I'm also trying to find a location for their summer house which is currently against the side of the garage.

I use AutoCad for my day job as an engineer, so I've drawn up some ideas which I have attached, but am unsure how these would look/work in practice.

Any comments and advice are most welcome!





  • fidgetbonesfidgetbones Posts: 17,440
    I like the last one best. I would put gravel and a few spring bulbs around the base of the rowan tree rather than have lawn, which would be a pain to cut with a mower, and the tree would do better in summer with gravel. I don't like decking under a shed, it is a home for rats and other ferals.
  • mikej1263mikej1263 Posts: 6
    Hi fidgetbones.  Yes, you're right - it would be a nightmare to cut. The point about rodents is a good one too that I hadn't thought of.

    Many thanks for your response.
  • NollieNollie Posts: 7,488
    I prefer the last one too, the summerhouse at an angle breaks up the straight lines and looks as if would have a better view of the garden - also if your sitting on the terrance enjoying a G&T, you will have a better view in to see what the girls are getting up to, assuming the summerhouse doors are on the long side, might be the other way round...
    Mountainous Northern Catalunya, Spain.

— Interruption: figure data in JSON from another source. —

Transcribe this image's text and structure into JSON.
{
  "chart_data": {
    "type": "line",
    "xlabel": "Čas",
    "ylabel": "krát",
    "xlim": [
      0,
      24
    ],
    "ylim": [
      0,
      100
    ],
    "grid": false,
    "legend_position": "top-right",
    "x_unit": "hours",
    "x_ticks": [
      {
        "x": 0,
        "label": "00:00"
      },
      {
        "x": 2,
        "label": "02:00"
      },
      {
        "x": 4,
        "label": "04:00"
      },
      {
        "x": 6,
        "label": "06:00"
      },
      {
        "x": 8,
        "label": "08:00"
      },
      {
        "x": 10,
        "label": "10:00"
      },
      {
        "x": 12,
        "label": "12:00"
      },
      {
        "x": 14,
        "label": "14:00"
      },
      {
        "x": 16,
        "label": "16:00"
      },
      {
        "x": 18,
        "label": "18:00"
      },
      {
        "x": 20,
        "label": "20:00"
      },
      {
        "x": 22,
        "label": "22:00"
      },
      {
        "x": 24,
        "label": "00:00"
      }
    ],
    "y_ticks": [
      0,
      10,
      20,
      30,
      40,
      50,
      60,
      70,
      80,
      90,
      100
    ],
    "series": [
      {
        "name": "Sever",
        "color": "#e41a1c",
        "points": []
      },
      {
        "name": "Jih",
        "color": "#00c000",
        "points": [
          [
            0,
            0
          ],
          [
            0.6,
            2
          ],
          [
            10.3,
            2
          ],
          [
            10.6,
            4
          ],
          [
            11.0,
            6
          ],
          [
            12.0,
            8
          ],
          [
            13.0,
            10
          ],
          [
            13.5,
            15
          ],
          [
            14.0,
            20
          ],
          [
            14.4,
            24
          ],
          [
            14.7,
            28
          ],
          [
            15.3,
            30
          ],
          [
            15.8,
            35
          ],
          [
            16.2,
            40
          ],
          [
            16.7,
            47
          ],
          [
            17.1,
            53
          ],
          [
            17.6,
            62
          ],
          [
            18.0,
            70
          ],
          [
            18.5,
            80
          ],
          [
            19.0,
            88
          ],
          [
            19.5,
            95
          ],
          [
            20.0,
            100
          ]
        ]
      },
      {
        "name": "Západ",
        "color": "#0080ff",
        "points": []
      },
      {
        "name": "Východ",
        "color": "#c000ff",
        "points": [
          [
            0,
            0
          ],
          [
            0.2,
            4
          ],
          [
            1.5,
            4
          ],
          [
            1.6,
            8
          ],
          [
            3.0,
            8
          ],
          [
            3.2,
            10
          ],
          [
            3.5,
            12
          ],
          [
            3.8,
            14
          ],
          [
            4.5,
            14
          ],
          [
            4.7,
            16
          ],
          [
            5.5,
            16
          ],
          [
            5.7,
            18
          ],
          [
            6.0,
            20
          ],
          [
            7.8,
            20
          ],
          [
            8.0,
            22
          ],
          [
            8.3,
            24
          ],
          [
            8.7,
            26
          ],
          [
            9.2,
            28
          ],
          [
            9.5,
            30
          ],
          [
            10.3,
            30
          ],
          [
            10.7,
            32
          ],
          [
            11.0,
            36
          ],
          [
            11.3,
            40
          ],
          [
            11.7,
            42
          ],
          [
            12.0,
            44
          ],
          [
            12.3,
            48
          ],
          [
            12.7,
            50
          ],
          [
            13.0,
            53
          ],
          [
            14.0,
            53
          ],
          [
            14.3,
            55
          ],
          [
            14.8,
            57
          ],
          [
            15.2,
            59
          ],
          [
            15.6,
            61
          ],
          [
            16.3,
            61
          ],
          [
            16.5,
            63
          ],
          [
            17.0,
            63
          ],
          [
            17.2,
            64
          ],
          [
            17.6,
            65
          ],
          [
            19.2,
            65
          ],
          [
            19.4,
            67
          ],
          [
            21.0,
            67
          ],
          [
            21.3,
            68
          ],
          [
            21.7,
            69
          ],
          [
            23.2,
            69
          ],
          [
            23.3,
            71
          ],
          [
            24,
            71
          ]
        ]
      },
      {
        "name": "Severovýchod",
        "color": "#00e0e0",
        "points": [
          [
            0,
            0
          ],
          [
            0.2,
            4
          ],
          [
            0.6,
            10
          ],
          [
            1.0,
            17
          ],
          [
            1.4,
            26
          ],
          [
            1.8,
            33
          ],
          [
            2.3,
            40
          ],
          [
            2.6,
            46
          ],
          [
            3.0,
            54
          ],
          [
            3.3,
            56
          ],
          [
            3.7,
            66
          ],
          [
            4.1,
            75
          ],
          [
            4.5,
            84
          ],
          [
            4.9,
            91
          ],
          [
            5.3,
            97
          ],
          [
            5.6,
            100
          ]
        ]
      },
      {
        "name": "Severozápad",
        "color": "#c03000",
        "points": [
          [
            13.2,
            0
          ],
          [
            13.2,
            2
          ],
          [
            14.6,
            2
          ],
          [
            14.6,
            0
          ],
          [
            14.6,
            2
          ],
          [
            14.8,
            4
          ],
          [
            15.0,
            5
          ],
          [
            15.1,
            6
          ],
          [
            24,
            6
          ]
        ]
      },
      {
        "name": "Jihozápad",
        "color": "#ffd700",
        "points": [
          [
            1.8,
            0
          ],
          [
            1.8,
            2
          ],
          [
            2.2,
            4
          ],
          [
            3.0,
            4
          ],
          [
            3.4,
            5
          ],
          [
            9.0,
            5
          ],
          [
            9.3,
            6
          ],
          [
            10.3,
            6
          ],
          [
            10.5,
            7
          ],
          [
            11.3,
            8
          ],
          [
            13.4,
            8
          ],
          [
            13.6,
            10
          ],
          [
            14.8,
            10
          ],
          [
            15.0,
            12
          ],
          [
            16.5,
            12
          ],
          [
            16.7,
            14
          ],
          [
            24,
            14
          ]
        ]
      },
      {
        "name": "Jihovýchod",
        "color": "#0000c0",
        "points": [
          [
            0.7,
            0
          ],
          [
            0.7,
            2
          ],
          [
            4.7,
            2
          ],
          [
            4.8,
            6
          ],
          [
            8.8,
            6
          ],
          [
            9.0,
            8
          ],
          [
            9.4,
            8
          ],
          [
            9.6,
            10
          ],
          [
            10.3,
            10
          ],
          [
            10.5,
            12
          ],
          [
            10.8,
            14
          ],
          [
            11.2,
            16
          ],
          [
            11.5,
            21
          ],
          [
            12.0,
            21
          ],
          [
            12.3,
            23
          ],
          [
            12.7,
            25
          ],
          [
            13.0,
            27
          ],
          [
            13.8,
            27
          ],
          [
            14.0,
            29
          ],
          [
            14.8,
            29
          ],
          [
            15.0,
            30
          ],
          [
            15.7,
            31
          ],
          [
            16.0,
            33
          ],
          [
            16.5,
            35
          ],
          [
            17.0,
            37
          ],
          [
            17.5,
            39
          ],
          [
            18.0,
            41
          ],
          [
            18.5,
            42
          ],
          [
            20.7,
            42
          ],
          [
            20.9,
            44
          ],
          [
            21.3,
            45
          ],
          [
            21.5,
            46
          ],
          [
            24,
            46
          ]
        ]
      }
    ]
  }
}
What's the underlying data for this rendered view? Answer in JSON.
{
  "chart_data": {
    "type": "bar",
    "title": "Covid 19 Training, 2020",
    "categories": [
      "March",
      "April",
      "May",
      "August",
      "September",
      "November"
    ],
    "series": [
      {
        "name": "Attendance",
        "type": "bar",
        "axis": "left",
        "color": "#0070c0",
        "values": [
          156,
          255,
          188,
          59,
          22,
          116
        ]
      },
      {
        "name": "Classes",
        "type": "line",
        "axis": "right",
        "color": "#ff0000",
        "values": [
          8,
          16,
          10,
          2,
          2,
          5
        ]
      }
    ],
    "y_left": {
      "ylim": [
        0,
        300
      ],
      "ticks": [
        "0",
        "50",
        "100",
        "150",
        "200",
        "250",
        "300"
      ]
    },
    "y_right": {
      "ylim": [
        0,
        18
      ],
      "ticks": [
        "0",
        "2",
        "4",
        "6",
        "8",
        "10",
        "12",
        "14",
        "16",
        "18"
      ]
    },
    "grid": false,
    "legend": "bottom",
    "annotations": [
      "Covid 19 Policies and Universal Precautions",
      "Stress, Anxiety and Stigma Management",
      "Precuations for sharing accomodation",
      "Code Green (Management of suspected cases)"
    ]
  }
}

Hot summers, cold winters.
  • DovefromaboveDovefromabove Posts: 86,969
    I'd go for the last one too ... but I'd also change the planting bed ... I'd extend it  around and make it a sort of ' soft curved triangle' if you get me, with some small shrubs and mixed herbaceous perennials ... otherwise that side of the garden's going to look very 'square and bare'.  

    Just to add, my daughter had a 'summer house' to play in and call  her own (rather ramshackle ... we were on a smallholding' but she loved it  :D

    Gardening in Central Norfolk on improved gritty moraine over chalk ... free-draining.

  • wild edgeswild edges Posts: 10,178
    Draw it up in 3d on sketchup. If you can use CAD sketchup is basically the same.

    I'd get some stepping stones or similar between the decking and wendy house or whatever the most travelled path will be. Any scope for a sedum roof on the wendy house?
    Tradition is just peer pressure from dead people
  • mikej1263mikej1263 Posts: 6
    Thanks for the response Nollie. I like your point about breaking up the straight lines . . . and the G&T on the terrace sounds a good idea too!!
  • mikej1263mikej1263 Posts: 6
    Thanks DoveFromAbove. Do you mean extending it around to meet where this approximately a 45 degree angle in the paving? If so, I agree it will make it would soften the look and make it look much less "angular" - must be the engineer in me naturally goes for straight lines and angles :-)
  • mikej1263mikej1263 Posts: 6
    Wild edges - thanks for your post. Funnily enough we have been talking about having stepping stones in a nice sweeping curve - no doubt my daughter's will take the shortest possible path across! :-)
  • Blue OnionBlue Onion Posts: 2,987
    As the others said, number three has the most potential.  Adding to Dove, I would make the bedding a sort of crescent shape from the corner of the paving with the summer house (including the Rowan in the bed) to the west side of the property inline with the corner of the summer house.  Sort of a round curve that is easy to mow, making that part of the lawn the edge of a circle.  It will break up the shape of the garden without eating up a huge amount of the lawn.. giving some of the bedding areas a depth.  
    Utah, USA.
  • DovefromaboveDovefromabove Posts: 86,969
    That's it Blue Onion ... you've got what I mean  :)

    Gardening in Central Norfolk on improved gritty moraine over chalk ... free-draining.